Onderneming die safes verhuurt (artikel 1, eerste lid, onderdeel a, subonderdeel 3, van de wet) Bijkantoor in Nederland van onderneming die safes verhuurt met zetel buiten Nederland (artikel 1, eerste lid, onderdeel a, subonderdeel 9 jo. subonderdeel 3, van de wet)
Een transactie waarbij de instelling aanleiding heeft om te veronderstellen dat deze verband kan houden met witwassen of financieren van terrorisme. Een transactie van of ten behoeve van een (rechts)persoon die woonachtig of gevestigd is of zijn zetel heeft in een op grond van artikel 9 van de wet aangewezen staat.
Wisselinstelling (artikel 1, eerste lid, onderdeel a, subonderdeel 4, van de wet) Bijkantoor in Nederland van wisselinstelling met zetel buiten Nederland (artikel 1, eerste lid, onderdeel a, subonderdeel 9 jo. subonderdeel 4, van de wet)
Een transactie waarbij de instelling aanleiding heeft om te veronderstellen dat deze verband kan houden met witwassen of financieren van terrorisme. Een transactie van of ten behoeve van een (rechts)persoon die woonachtig of gevestigd is of zijn zetel heeft in een op grond van artikel 9 van de wet aangewezen staat. Een transactie voor een bedrag van € 15.000 of meer, waarbij contante omwisseling in een andere valuta of van kleine naar grote coupures plaatsvindt.

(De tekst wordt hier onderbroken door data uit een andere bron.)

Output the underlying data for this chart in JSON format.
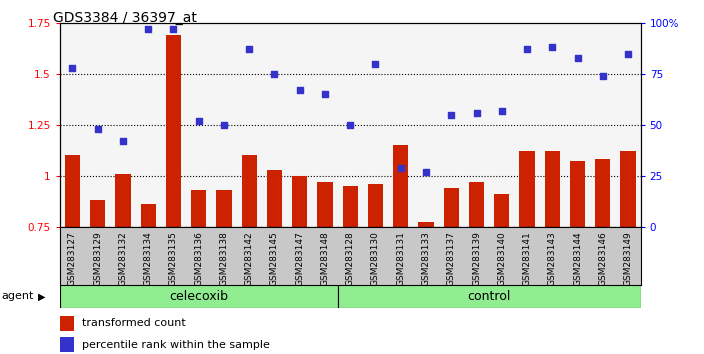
{
  "title": "GDS3384 / 36397_at",
  "samples": [
    "GSM283127",
    "GSM283129",
    "GSM283132",
    "GSM283134",
    "GSM283135",
    "GSM283136",
    "GSM283138",
    "GSM283142",
    "GSM283145",
    "GSM283147",
    "GSM283148",
    "GSM283128",
    "GSM283130",
    "GSM283131",
    "GSM283133",
    "GSM283137",
    "GSM283139",
    "GSM283140",
    "GSM283141",
    "GSM283143",
    "GSM283144",
    "GSM283146",
    "GSM283149"
  ],
  "bar_values": [
    1.1,
    0.88,
    1.01,
    0.86,
    1.69,
    0.93,
    0.93,
    1.1,
    1.03,
    1.0,
    0.97,
    0.95,
    0.96,
    1.15,
    0.77,
    0.94,
    0.97,
    0.91,
    1.12,
    1.12,
    1.07,
    1.08,
    1.12
  ],
  "scatter_values": [
    78,
    48,
    42,
    97,
    97,
    52,
    50,
    87,
    75,
    67,
    65,
    50,
    80,
    29,
    27,
    55,
    56,
    57,
    87,
    88,
    83,
    74,
    85
  ],
  "celecoxib_count": 11,
  "control_count": 12,
  "bar_color": "#cc2200",
  "scatter_color": "#3333cc",
  "ylim_left": [
    0.75,
    1.75
  ],
  "ylim_right": [
    0,
    100
  ],
  "yticks_left": [
    0.75,
    1.0,
    1.25,
    1.5,
    1.75
  ],
  "ytick_labels_left": [
    "0.75",
    "1",
    "1.25",
    "1.5",
    "1.75"
  ],
  "yticks_right": [
    0,
    25,
    50,
    75,
    100
  ],
  "ytick_labels_right": [
    "0",
    "25",
    "50",
    "75",
    "100%"
  ],
  "hlines": [
    1.0,
    1.25,
    1.5
  ],
  "agent_label": "agent",
  "celecoxib_label": "celecoxib",
  "control_label": "control",
  "legend_bar": "transformed count",
  "legend_scatter": "percentile rank within the sample",
  "plot_bg": "#f5f5f5",
  "agent_bg": "#90ee90",
  "xticklabel_bg": "#c8c8c8",
  "fig_bg": "#ffffff"
}
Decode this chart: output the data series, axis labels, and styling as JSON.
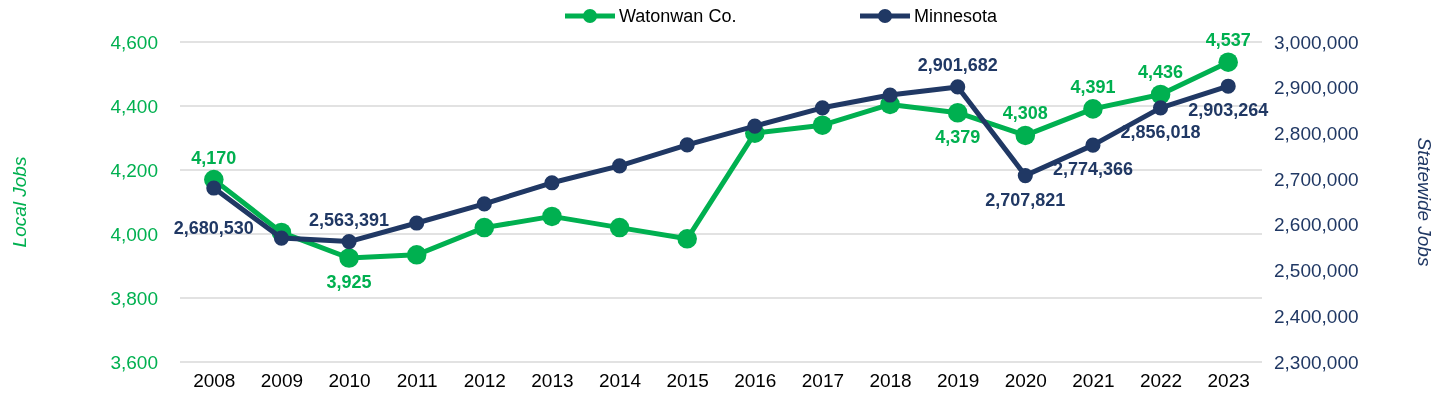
{
  "chart_data": {
    "type": "line",
    "categories": [
      "2008",
      "2009",
      "2010",
      "2011",
      "2012",
      "2013",
      "2014",
      "2015",
      "2016",
      "2017",
      "2018",
      "2019",
      "2020",
      "2021",
      "2022",
      "2023"
    ],
    "series": [
      {
        "name": "Watonwan Co.",
        "color": "#00b050",
        "values": [
          4170,
          4005,
          3925,
          3935,
          4020,
          4055,
          4020,
          3985,
          4315,
          4340,
          4405,
          4379,
          4308,
          4391,
          4436,
          4537
        ],
        "value_labels": [
          "4,170",
          null,
          "3,925",
          null,
          null,
          null,
          null,
          null,
          null,
          null,
          null,
          "4,379",
          "4,308",
          "4,391",
          "4,436",
          "4,537"
        ]
      },
      {
        "name": "Minnesota",
        "color": "#203864",
        "axis": "y2",
        "values": [
          2680530,
          2571000,
          2563391,
          2604000,
          2646000,
          2692000,
          2729000,
          2775000,
          2816000,
          2856000,
          2884000,
          2901682,
          2707821,
          2774366,
          2856018,
          2903264
        ],
        "value_labels": [
          "2,680,530",
          null,
          "2,563,391",
          null,
          null,
          null,
          null,
          null,
          null,
          null,
          null,
          "2,901,682",
          "2,707,821",
          "2,774,366",
          "2,856,018",
          "2,903,264"
        ]
      }
    ],
    "ylabel": "Local Jobs",
    "y2label": "Statewide Jobs",
    "ylim": [
      3600,
      4600
    ],
    "yticks": [
      {
        "value": 3600,
        "label": "3,600"
      },
      {
        "value": 3800,
        "label": "3,800"
      },
      {
        "value": 4000,
        "label": "4,000"
      },
      {
        "value": 4200,
        "label": "4,200"
      },
      {
        "value": 4400,
        "label": "4,400"
      },
      {
        "value": 4600,
        "label": "4,600"
      }
    ],
    "y2lim": [
      2300000,
      3000000
    ],
    "y2ticks": [
      {
        "value": 2300000,
        "label": "2,300,000"
      },
      {
        "value": 2400000,
        "label": "2,400,000"
      },
      {
        "value": 2500000,
        "label": "2,500,000"
      },
      {
        "value": 2600000,
        "label": "2,600,000"
      },
      {
        "value": 2700000,
        "label": "2,700,000"
      },
      {
        "value": 2800000,
        "label": "2,800,000"
      },
      {
        "value": 2900000,
        "label": "2,900,000"
      },
      {
        "value": 3000000,
        "label": "3,000,000"
      }
    ],
    "grid": "y",
    "legend": "top",
    "marker": "circle",
    "line_style": "solid"
  }
}
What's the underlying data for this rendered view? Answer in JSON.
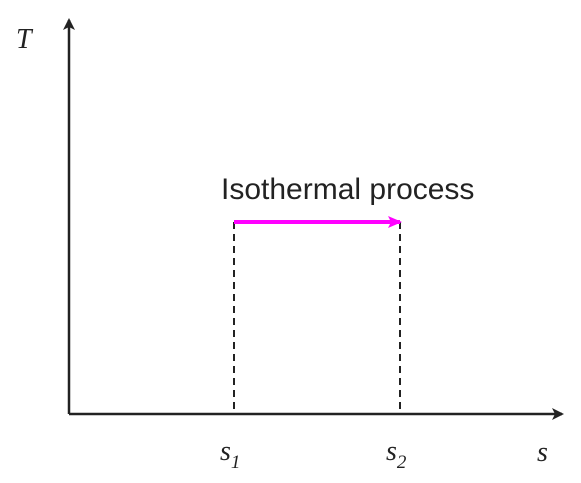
{
  "axes": {
    "y_label": "T",
    "x_label": "s"
  },
  "ticks": [
    {
      "symbol": "s",
      "subscript": "1"
    },
    {
      "symbol": "s",
      "subscript": "2"
    }
  ],
  "process": {
    "label": "Isothermal process",
    "arrow_color": "#ff00ff"
  },
  "colors": {
    "axis": "#222222",
    "guide": "#222222"
  }
}
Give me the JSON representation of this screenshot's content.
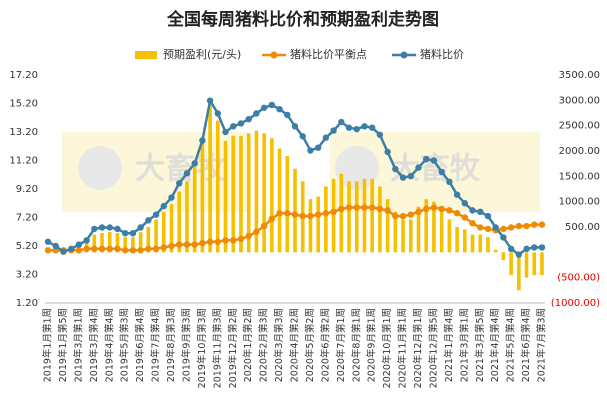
{
  "watermark": "大畜牧",
  "chart_data": {
    "type": "combo",
    "title": "全国每周猪料比价和预期盈利走势图",
    "categories": [
      "2019年1月第1周",
      null,
      "2019年1月第5周",
      null,
      "2019年3月第1周",
      null,
      "2019年3月第4周",
      null,
      "2019年4月第4周",
      null,
      "2019年5月第3周",
      null,
      "2019年6月第4周",
      null,
      "2019年7月第4周",
      null,
      "2019年8月第3周",
      null,
      "2019年9月第3周",
      null,
      "2019年10月第3周",
      null,
      "2019年11月第3周",
      null,
      "2019年12月第2周",
      null,
      "2020年1月第2周",
      null,
      "2020年2月第3周",
      null,
      "2020年3月第3周",
      null,
      "2020年4月第2周",
      null,
      "2020年5月第2周",
      null,
      "2020年6月第2周",
      null,
      "2020年7月第1周",
      null,
      "2020年8月第1周",
      null,
      "2020年9月第1周",
      null,
      "2020年10月第1周",
      null,
      "2020年11月第1周",
      null,
      "2020年12月第1周",
      null,
      "2020年12月第5周",
      null,
      "2021年1月第4周",
      null,
      "2021年3月第1周",
      null,
      "2021年3月第5周",
      null,
      "2021年4月第4周",
      null,
      "2021年5月第4周",
      null,
      "2021年6月第4周",
      null,
      "2021年7月第3周"
    ],
    "series": [
      {
        "name": "预期盈利(元/头)",
        "type": "bar",
        "axis": "y2",
        "color": "#f5c000",
        "values": [
          50,
          0,
          -50,
          30,
          100,
          200,
          350,
          380,
          400,
          380,
          300,
          300,
          400,
          500,
          650,
          800,
          950,
          1200,
          1400,
          1700,
          2200,
          2900,
          2600,
          2200,
          2300,
          2300,
          2350,
          2400,
          2350,
          2250,
          2050,
          1900,
          1650,
          1400,
          1050,
          1100,
          1300,
          1450,
          1550,
          1400,
          1400,
          1450,
          1450,
          1300,
          1050,
          800,
          650,
          650,
          900,
          1050,
          1000,
          800,
          650,
          500,
          450,
          350,
          350,
          300,
          50,
          -150,
          -450,
          -750,
          -500,
          -450,
          -450
        ]
      },
      {
        "name": "猪料比价平衡点",
        "type": "line",
        "color": "#f08a00",
        "values": [
          4.9,
          4.9,
          4.9,
          4.9,
          4.9,
          5.0,
          5.0,
          5.0,
          5.0,
          5.0,
          4.9,
          4.9,
          4.9,
          5.0,
          5.0,
          5.1,
          5.2,
          5.3,
          5.3,
          5.3,
          5.4,
          5.5,
          5.5,
          5.6,
          5.6,
          5.7,
          5.9,
          6.2,
          6.6,
          7.1,
          7.5,
          7.5,
          7.4,
          7.3,
          7.3,
          7.4,
          7.5,
          7.6,
          7.8,
          7.9,
          7.9,
          7.9,
          7.9,
          7.8,
          7.7,
          7.3,
          7.3,
          7.4,
          7.6,
          7.8,
          7.9,
          7.8,
          7.7,
          7.5,
          7.2,
          6.8,
          6.5,
          6.4,
          6.3,
          6.4,
          6.5,
          6.6,
          6.6,
          6.7,
          6.7
        ]
      },
      {
        "name": "猪料比价",
        "type": "line",
        "color": "#3d7ea6",
        "values": [
          5.5,
          5.2,
          4.8,
          5.0,
          5.3,
          5.6,
          6.4,
          6.5,
          6.5,
          6.4,
          6.1,
          6.1,
          6.5,
          7.0,
          7.4,
          8.0,
          8.6,
          9.6,
          10.3,
          11.0,
          12.6,
          15.4,
          14.5,
          13.2,
          13.6,
          13.8,
          14.1,
          14.5,
          14.9,
          15.1,
          14.8,
          14.4,
          13.6,
          12.9,
          11.9,
          12.1,
          12.8,
          13.3,
          13.9,
          13.5,
          13.4,
          13.6,
          13.5,
          13.0,
          11.8,
          10.6,
          10.0,
          10.1,
          10.7,
          11.3,
          11.2,
          10.4,
          9.7,
          8.8,
          8.2,
          7.7,
          7.6,
          7.3,
          6.5,
          5.8,
          5.0,
          4.6,
          5.0,
          5.1,
          5.1
        ]
      }
    ],
    "ylim": [
      1.2,
      17.2
    ],
    "yticks": [
      {
        "value": 1.2,
        "label": "1.20"
      },
      {
        "value": 3.2,
        "label": "3.20"
      },
      {
        "value": 5.2,
        "label": "5.20"
      },
      {
        "value": 7.2,
        "label": "7.20"
      },
      {
        "value": 9.2,
        "label": "9.20"
      },
      {
        "value": 11.2,
        "label": "11.20"
      },
      {
        "value": 13.2,
        "label": "13.20"
      },
      {
        "value": 15.2,
        "label": "15.20"
      },
      {
        "value": 17.2,
        "label": "17.20"
      }
    ],
    "y2lim": [
      -1000,
      3500
    ],
    "y2ticks": [
      {
        "value": 3500,
        "label": "3500.00"
      },
      {
        "value": 3000,
        "label": "3000.00"
      },
      {
        "value": 2500,
        "label": "2500.00"
      },
      {
        "value": 2000,
        "label": "2000.00"
      },
      {
        "value": 1500,
        "label": "1500.00"
      },
      {
        "value": 1000,
        "label": "1000.00"
      },
      {
        "value": 500,
        "label": "500.00"
      },
      {
        "value": -500,
        "label": "(500.00)"
      },
      {
        "value": -1000,
        "label": "(1000.00)"
      }
    ],
    "negative_color": "#e00000",
    "grid": false
  }
}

Levensverzekeraar (artikel 1, eerste lid, onderdeel a, subonderdeel 5, van de wet) Bijkantoor in Nederland van levensverzekeraar met zetel buiten Nederland (artikel 1, eerste lid, onderdeel a, subonderdeel 9 jo. subonderdeel 5, van de wet)
Een transactie waarbij de instelling aanleiding heeft om te veronderstellen dat deze verband kan houden met witwassen of financieren van terrorisme. Een transactie van of ten behoeve van een (rechts)persoon die woonachtig of gevestigd is of zijn zetel heeft in een op grond van artikel 9 van de wet aangewezen staat.
Beleggingsonderneming (artikel 1, eerste lid, onderdeel a, subonderdeel 6, van de wet) Bijkantoor in Nederland van beleggingsonderneming met zetel buiten Nederland (artikel 1, eerste lid, onderdeel a, subonderdeel 9 jo. subonderdeel 6, van de wet)
Een transactie waarbij de instelling aanleiding heeft om te veronderstellen dat deze verband kan houden met witwassen of financieren van terrorisme. Een transactie van of ten behoeve van een (rechts)persoon die woonachtig of gevestigd is of zijn zetel heeft in een op grond van artikel 9 van de wet aangewezen staat.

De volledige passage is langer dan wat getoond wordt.